Scientology is back at it again with the controversy.
According to The Hollywood Reporter, someone conducted a covert operation to scrub the Internet of criticism about Scientology’s controversial Narconon, a drug rehabilitation program, in 2016. The operation involved a series of forged court orders that were submitted to Google to expunge links to negative comments made about the program, specifically the Narconon facilities under known Scientologist, Per Wickstrom, in Michigan.
The fake orders were mostly aimed at sites like WhyWeProtest.net and the consumer watchdog site, RipoffReport.com, for the linking to “defamatory” material in their message boards and articles. According to THR reporters, they seemed to be templated on an authentic Hamilton Country court order.
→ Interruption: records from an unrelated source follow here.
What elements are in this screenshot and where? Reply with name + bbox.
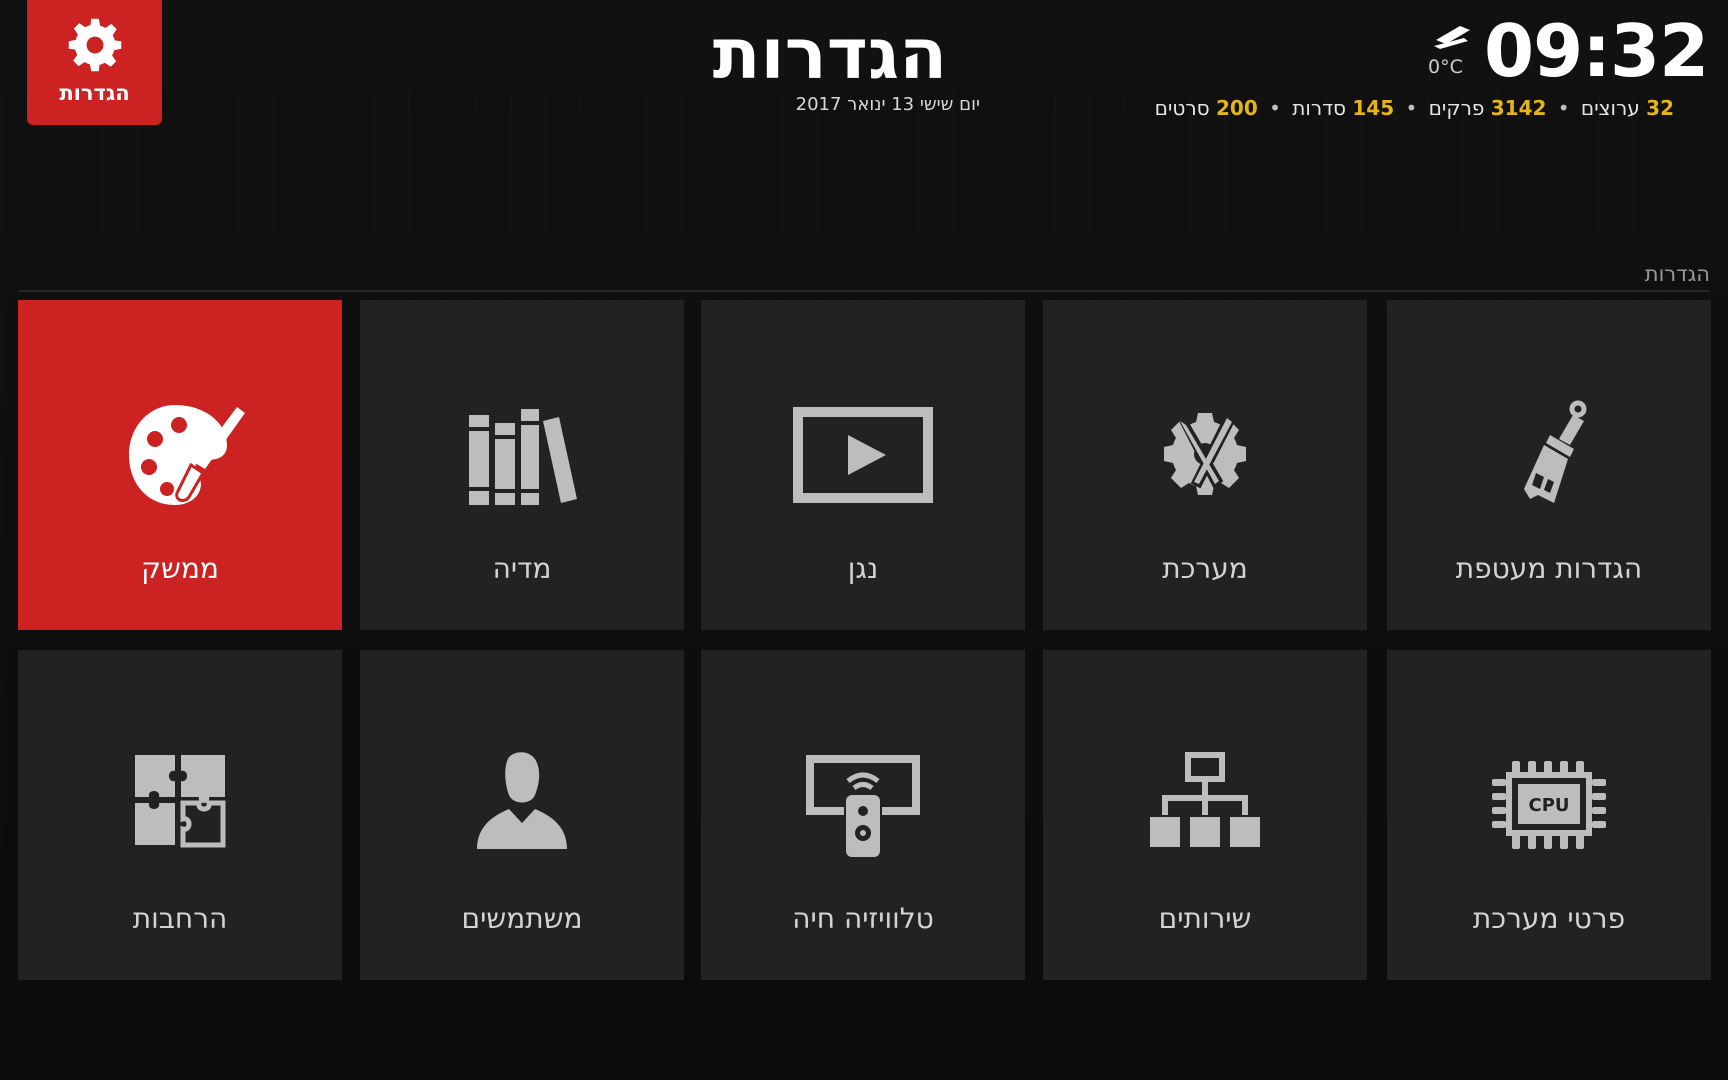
paintbrush-icon	[1524, 400, 1587, 503]
settings-grid: הגדרות מעטפת מערכת נגן מדיה ממשק CPU פרט…	[0, 0, 1728, 1080]
tile-label: מדיה	[492, 552, 552, 585]
tile-system[interactable]: מערכת	[1043, 300, 1367, 630]
tile-label: הגדרות מעטפת	[1455, 552, 1643, 585]
tile-label: ממשק	[141, 552, 219, 585]
svg-text:CPU: CPU	[1528, 795, 1569, 816]
tile-label: טלוויזיה חיה	[792, 902, 934, 935]
tile-services[interactable]: שירותים	[1043, 650, 1367, 980]
books-icon	[469, 409, 577, 505]
tile-label: משתמשים	[461, 902, 583, 935]
play-screen-icon	[793, 407, 933, 503]
tile-interface[interactable]: ממשק	[18, 300, 342, 630]
user-icon	[477, 752, 567, 849]
tile-label: פרטי מערכת	[1472, 902, 1626, 935]
gear-tools-icon	[1164, 413, 1246, 495]
tile-skin-settings[interactable]: הגדרות מעטפת	[1387, 300, 1711, 630]
tile-label: הרחבות	[132, 902, 228, 935]
tv-remote-icon	[806, 755, 920, 857]
cpu-icon: CPU	[1492, 761, 1606, 849]
tile-add-ons[interactable]: הרחבות	[18, 650, 342, 980]
tile-users[interactable]: משתמשים	[360, 650, 684, 980]
tile-live-tv[interactable]: טלוויזיה חיה	[701, 650, 1025, 980]
puzzle-icon	[135, 755, 226, 848]
tile-label: מערכת	[1162, 552, 1248, 585]
tile-label: נגן	[847, 552, 879, 585]
tile-media[interactable]: מדיה	[360, 300, 684, 630]
tile-label: שירותים	[1158, 902, 1252, 935]
tile-system-info[interactable]: CPU פרטי מערכת	[1387, 650, 1711, 980]
palette-icon	[129, 405, 245, 505]
tile-player[interactable]: נגן	[701, 300, 1025, 630]
network-icon	[1150, 752, 1260, 847]
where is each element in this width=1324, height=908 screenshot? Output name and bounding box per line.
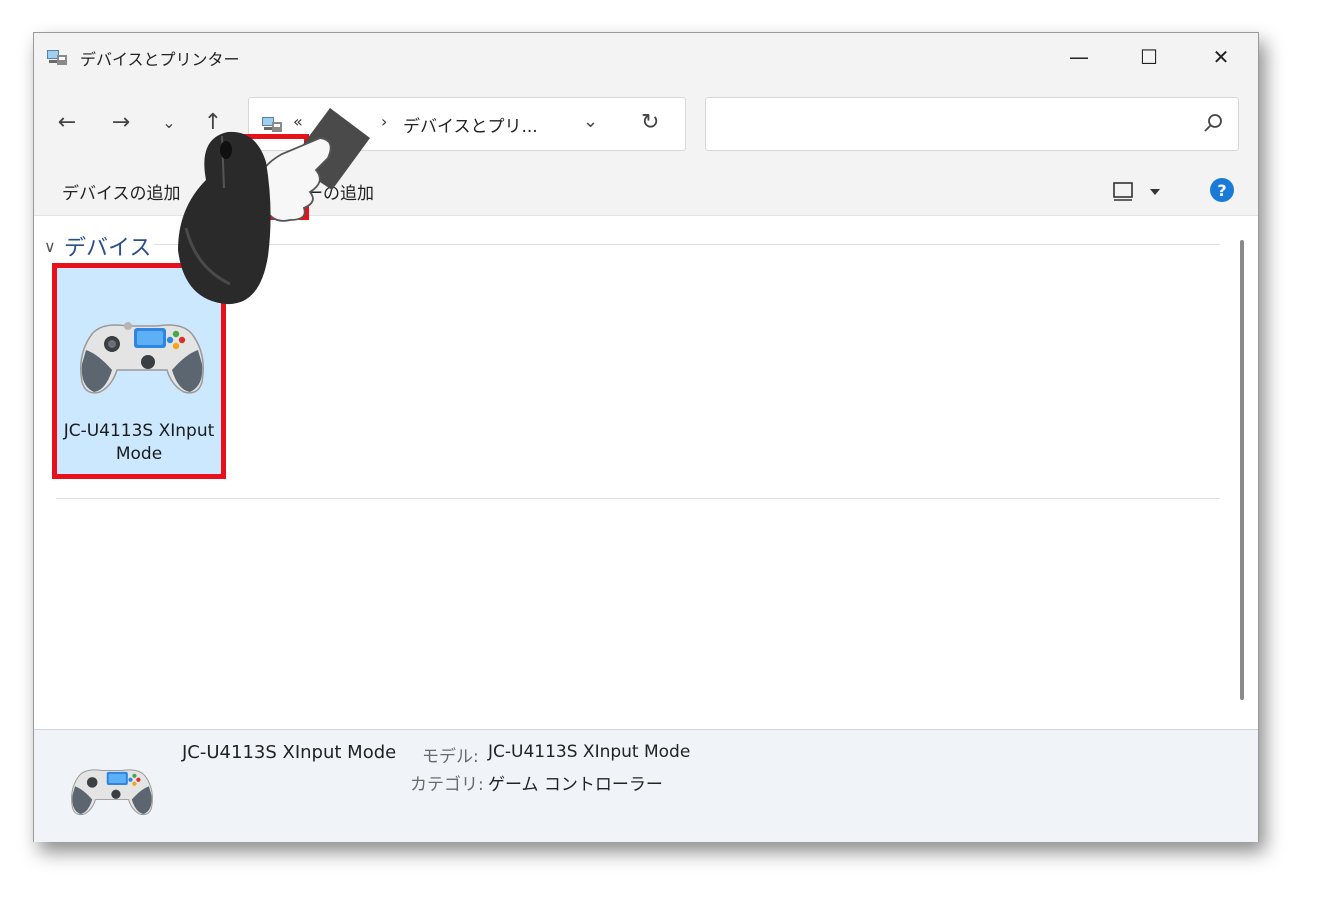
model-label: モデル: bbox=[422, 747, 479, 767]
vertical-scrollbar[interactable] bbox=[1240, 240, 1244, 700]
search-box[interactable] bbox=[705, 97, 1239, 151]
forward-button[interactable]: → bbox=[104, 105, 138, 139]
minimize-icon: — bbox=[1069, 45, 1089, 69]
refresh-icon[interactable]: ↻ bbox=[641, 110, 659, 135]
mouse-pointer-icon bbox=[178, 108, 370, 305]
category-value: ゲーム コントローラー bbox=[488, 775, 663, 795]
devices-printers-icon bbox=[47, 50, 67, 65]
window-title: デバイスとプリンター bbox=[80, 50, 240, 69]
search-icon bbox=[1204, 114, 1222, 132]
model-value: JC-U4113S XInput Mode bbox=[488, 742, 691, 762]
back-arrow-icon: ← bbox=[57, 109, 77, 135]
maximize-button[interactable]: ☐ bbox=[1126, 41, 1172, 73]
title-bar: デバイスとプリンター — ☐ ✕ bbox=[34, 33, 1258, 81]
address-dropdown-icon[interactable]: ⌄ bbox=[583, 111, 598, 132]
category-label: カテゴリ: bbox=[410, 775, 484, 795]
forward-arrow-icon: → bbox=[111, 109, 131, 135]
gamepad-icon bbox=[71, 769, 153, 816]
group-bottom-divider bbox=[56, 498, 1220, 499]
details-pane: JC-U4113S XInput Mode モデル: JC-U4113S XIn… bbox=[34, 729, 1258, 842]
details-device-name: JC-U4113S XInput Mode bbox=[182, 742, 397, 763]
change-view-button[interactable] bbox=[1112, 179, 1162, 205]
help-button[interactable]: ? bbox=[1210, 178, 1234, 202]
device-group-header[interactable]: ∨ デバイス bbox=[44, 230, 151, 262]
back-button[interactable]: ← bbox=[50, 105, 84, 139]
add-device-button[interactable]: デバイスの追加 bbox=[62, 179, 181, 204]
device-group-label: デバイス bbox=[64, 236, 152, 261]
maximize-icon: ☐ bbox=[1140, 45, 1158, 69]
collapse-chevron-icon: ∨ bbox=[44, 236, 56, 256]
minimize-button[interactable]: — bbox=[1056, 41, 1102, 73]
view-icon bbox=[1113, 182, 1160, 201]
close-button[interactable]: ✕ bbox=[1198, 41, 1244, 73]
close-icon: ✕ bbox=[1212, 45, 1230, 69]
breadcrumb-devices-printers[interactable]: デバイスとプリ... bbox=[403, 112, 538, 137]
breadcrumb-separator: › bbox=[381, 112, 388, 131]
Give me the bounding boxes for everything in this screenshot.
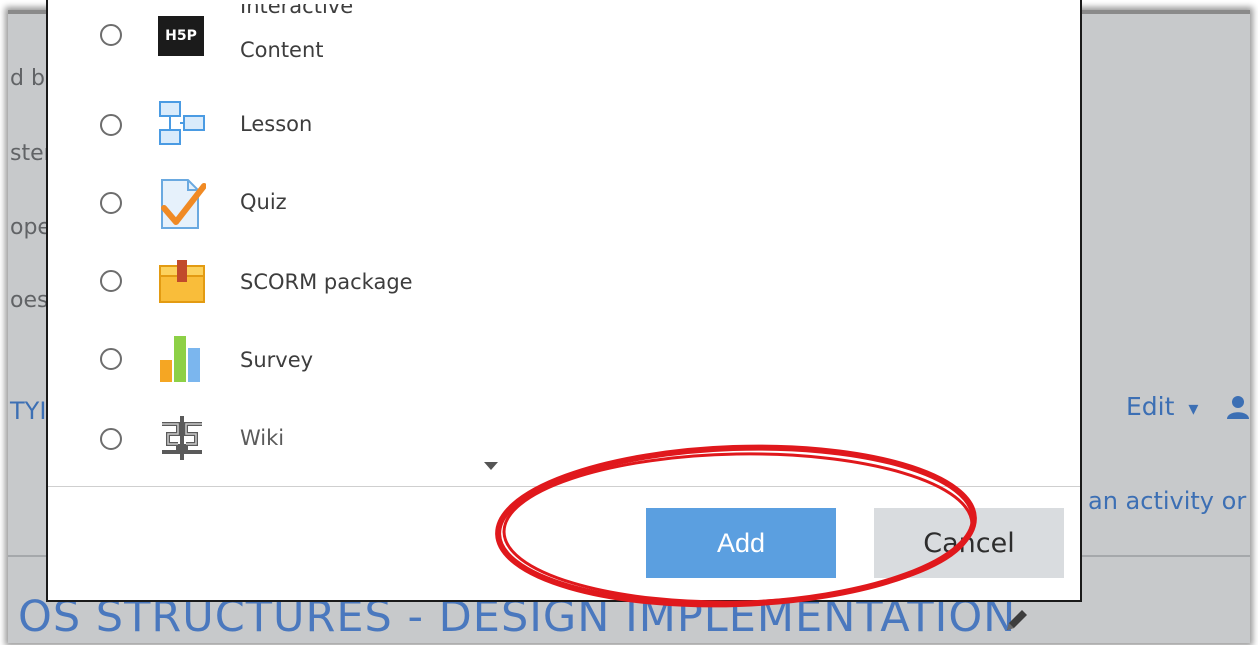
- h5p-icon: H5P: [158, 16, 204, 56]
- bg-text-fragment: d b: [10, 66, 45, 91]
- radio-button[interactable]: [100, 348, 122, 370]
- caret-down-icon: ▾: [1188, 396, 1199, 420]
- option-label: Wiki: [240, 426, 285, 450]
- user-icon[interactable]: [1226, 394, 1252, 420]
- option-lesson[interactable]: Lesson: [48, 90, 1048, 160]
- bg-link-fragment[interactable]: TYI: [10, 397, 46, 425]
- option-label: SCORM package: [240, 270, 413, 294]
- option-label-line2: Content: [240, 38, 324, 62]
- h5p-icon-text: H5P: [165, 28, 197, 44]
- add-activity-dialog: H5P Interactive Content Lesson Quiz SCOR…: [46, 0, 1082, 602]
- radio-button[interactable]: [100, 192, 122, 214]
- option-label: Quiz: [240, 190, 287, 214]
- option-label: Lesson: [240, 112, 313, 136]
- bg-text-fragment: oes: [10, 288, 49, 313]
- quiz-icon: [158, 178, 207, 229]
- wiki-icon: [158, 414, 206, 462]
- add-button[interactable]: Add: [646, 508, 836, 578]
- option-label: Interactive Content: [240, 4, 353, 64]
- edit-menu[interactable]: Edit ▾: [1126, 392, 1198, 421]
- option-quiz[interactable]: Quiz: [48, 168, 1048, 238]
- option-interactive-content[interactable]: H5P Interactive Content: [48, 0, 1048, 70]
- cancel-button[interactable]: Cancel: [874, 508, 1064, 578]
- option-survey[interactable]: Survey: [48, 324, 1048, 394]
- radio-button[interactable]: [100, 270, 122, 292]
- bg-text-fragment: ope: [10, 215, 51, 240]
- scroll-down-icon[interactable]: [484, 462, 498, 470]
- survey-icon: [158, 334, 206, 382]
- radio-button[interactable]: [100, 114, 122, 136]
- dialog-footer-separator: [48, 486, 1080, 487]
- option-label: Survey: [240, 348, 314, 372]
- option-wiki[interactable]: Wiki: [48, 402, 1048, 472]
- pencil-icon[interactable]: [1003, 606, 1031, 634]
- option-label-line1: Interactive: [240, 4, 354, 18]
- radio-button[interactable]: [100, 428, 122, 450]
- option-scorm-package[interactable]: SCORM package: [48, 246, 1048, 316]
- radio-button[interactable]: [100, 24, 122, 46]
- add-activity-link[interactable]: an activity or: [1088, 487, 1246, 515]
- lesson-icon: [158, 100, 206, 148]
- edit-menu-label: Edit: [1126, 392, 1175, 421]
- scorm-package-icon: [158, 258, 206, 306]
Now while no one has been identified as being behind the fake orders, THR reporters found a link to business Web Savvy and owner John Rooney, a marketing consultant who describes himself as an expert in “removing negative content from the web and promoting client’s positive image.” Rooney has denied any work with Narconon, and when pressured further, has refused to respond.
Yet, the websites affected are not surprised at the attack. While this has been happening for a while now, what surprised them was that the fake court orders used real judges’ names.
“”It has become far more prevalent in the last year or so to attempt to de-index us with Google, since that’s how users find content anyway, and Google appears to almost automatically rubber-stamp [requests], so some people try to take advantage,” Ed Magedson, owner of RipoffReport told THR.
With Narconon’s controversy, Scientologists will probably have to do a lot more than try to delete negative comments off the internet.